According to The Greenest building: Quantifying the Environmental Value of Building Reuse, renovating an existing historic office building in Chicago reduces the building’s impact on climate change by up to 12 percent when compared to constructing a new building. Results vary by climatic zone, so refitting an office building in Portland, Ore., reduces that impact by up to 16 percent, the report said.
This impact on climate change versus a new “green” building is due to the immense amount of carbon expended – on things such as new materials and transportation of said materials – at the start of a new building project. The report says that it can take between 10 to 80 years for a new energy-efficient building to overcome, through efficient operations, the climate change impacts created by its construction.
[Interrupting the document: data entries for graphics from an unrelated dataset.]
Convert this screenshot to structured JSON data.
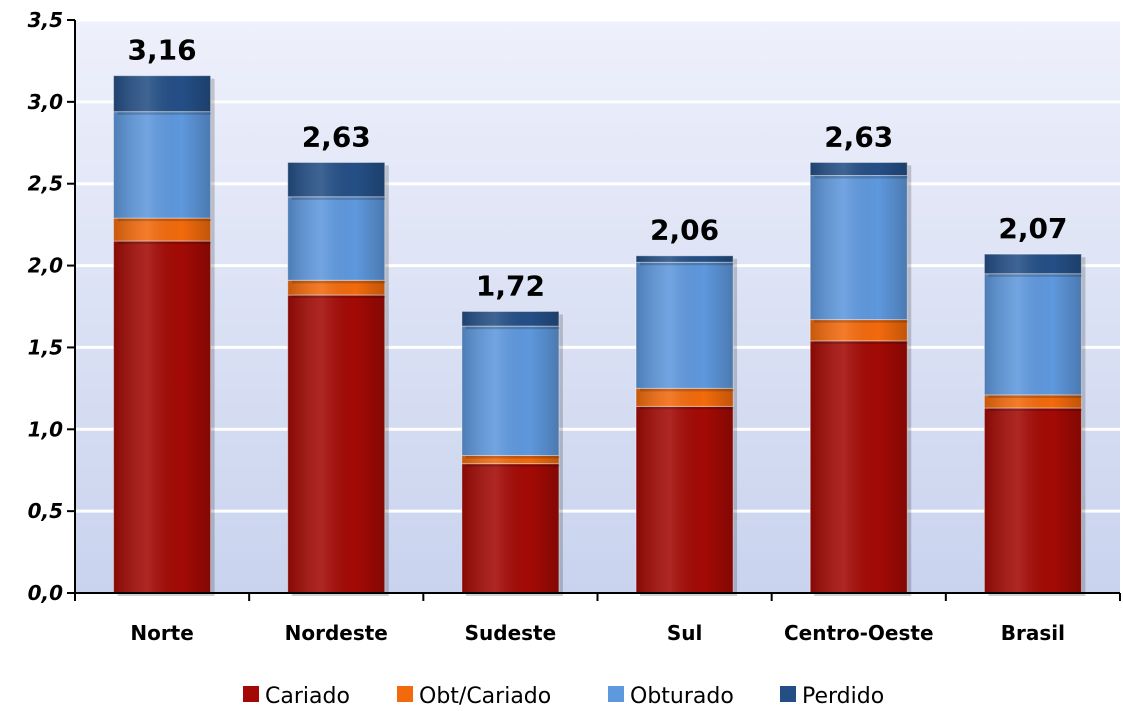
{
  "chart_data": {
    "type": "bar",
    "stacked": true,
    "categories": [
      "Norte",
      "Nordeste",
      "Sudeste",
      "Sul",
      "Centro-Oeste",
      "Brasil"
    ],
    "series": [
      {
        "name": "Cariado",
        "color": "#a30a05",
        "values": [
          2.15,
          1.82,
          0.79,
          1.14,
          1.54,
          1.13
        ]
      },
      {
        "name": "Obt/Cariado",
        "color": "#f26a0c",
        "values": [
          0.14,
          0.09,
          0.05,
          0.11,
          0.13,
          0.08
        ]
      },
      {
        "name": "Obturado",
        "color": "#5e98dd",
        "values": [
          0.65,
          0.51,
          0.79,
          0.77,
          0.88,
          0.74
        ]
      },
      {
        "name": "Perdido",
        "color": "#244f86",
        "values": [
          0.22,
          0.21,
          0.09,
          0.04,
          0.08,
          0.12
        ]
      }
    ],
    "totals": [
      "3,16",
      "2,63",
      "1,72",
      "2,06",
      "2,63",
      "2,07"
    ],
    "y_ticks": [
      "0,0",
      "0,5",
      "1,0",
      "1,5",
      "2,0",
      "2,5",
      "3,0",
      "3,5"
    ],
    "ylim": [
      0,
      3.5
    ],
    "grid": true,
    "legend": "bottom"
  }
}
Scale matters, so much so, that retrofitting, rather than demolishing and replacing, just 1 percent of the city of Portland’s office buildings and single family homes over the next ten years would help to meet 15 percent of their county’s total CO2 reduction targets over the next decade, the report says.
In December, the Minnesota Department of Commerce announced retrofit projects across 36 facilities that it says will generate more than $3 million in permanent, ongoing energy savings every year for the foreseeable future.
The improvements targeted commercial, industrial, and nonprofit facilities across the state. Such facilities account for half of the state’s energy use, and retrofitting offered the Commerce Department what it called the “biggest bang for our buck.”